A growl formed on Sheila’s lips as putrid looking fluid continued to seep from the wound on her forehead. It trickled down her mottled face, collecting in the folds of desiccating skin before spilling over into the next wrinkle. A whisper came from her mouth, only it wasn’t the snarl that Carl had expected. Her tongue flicked as her lips moved, and Carl went rigid. Was she trying to say something?

“Sheila?”

She pulled an arm from the pavement and reached out to him, her three remaining fingers landing on his knee. They didn’t grip like the attack of a monster appearing from a drug induced coma, but simply lay there, patting gently against his trousers. Her mouth opened again, her lips forming an oval, her eyes looking up at him as another incomprehensible sound, word, was uttered. Was there desperation there? Was there a flicker of emotion?

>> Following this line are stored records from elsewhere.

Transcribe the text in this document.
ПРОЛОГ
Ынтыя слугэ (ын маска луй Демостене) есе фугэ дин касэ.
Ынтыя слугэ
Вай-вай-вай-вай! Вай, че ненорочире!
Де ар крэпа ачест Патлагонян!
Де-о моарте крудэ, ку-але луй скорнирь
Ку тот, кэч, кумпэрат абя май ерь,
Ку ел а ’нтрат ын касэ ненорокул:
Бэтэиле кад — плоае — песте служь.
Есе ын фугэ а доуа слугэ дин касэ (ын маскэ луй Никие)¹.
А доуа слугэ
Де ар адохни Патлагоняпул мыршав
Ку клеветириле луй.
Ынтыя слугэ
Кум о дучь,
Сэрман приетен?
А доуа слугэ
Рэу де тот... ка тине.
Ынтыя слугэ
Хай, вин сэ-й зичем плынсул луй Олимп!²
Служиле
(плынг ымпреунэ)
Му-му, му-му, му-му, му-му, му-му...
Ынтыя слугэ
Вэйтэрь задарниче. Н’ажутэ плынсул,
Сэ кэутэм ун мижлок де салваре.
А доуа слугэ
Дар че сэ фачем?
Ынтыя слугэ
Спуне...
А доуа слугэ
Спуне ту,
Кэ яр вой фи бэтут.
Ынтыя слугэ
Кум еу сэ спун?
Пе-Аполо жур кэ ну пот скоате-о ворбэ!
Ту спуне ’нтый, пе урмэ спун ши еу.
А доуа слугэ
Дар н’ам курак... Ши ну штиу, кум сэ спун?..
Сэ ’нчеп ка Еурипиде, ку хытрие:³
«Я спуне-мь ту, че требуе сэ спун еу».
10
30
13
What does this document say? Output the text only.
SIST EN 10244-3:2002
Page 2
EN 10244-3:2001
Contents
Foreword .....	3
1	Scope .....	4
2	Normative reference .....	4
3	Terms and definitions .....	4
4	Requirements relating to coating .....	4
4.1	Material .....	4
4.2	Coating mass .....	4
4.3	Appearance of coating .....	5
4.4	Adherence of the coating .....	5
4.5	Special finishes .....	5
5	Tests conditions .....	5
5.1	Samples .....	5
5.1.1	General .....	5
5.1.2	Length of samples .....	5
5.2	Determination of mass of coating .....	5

“Oh my God, Sheila? Are you there? Can you hear me?”

There was no time for Sheila to respond, and to Carl it seemed as if her head exploded at the same time as he heard the gun shot. A large hole erupted on her forehead as bits of flesh, skull and brain splattered onto Carl’s face, the three fingers that had been on his leg previously dropping to the floor as all life left them.

“Where the hell am I going to get another cook as good as Sheila?” Karen said shrilly as she walked up behind where Carl continued to crouch, covered in bits of the pastry chef from his youth who had showered him in cakes, biscuits and buns. He shook her from his T-shirt as he stood, taking in his mother’s scornful look, before looking back to the corpse. Sheila was dead. Again.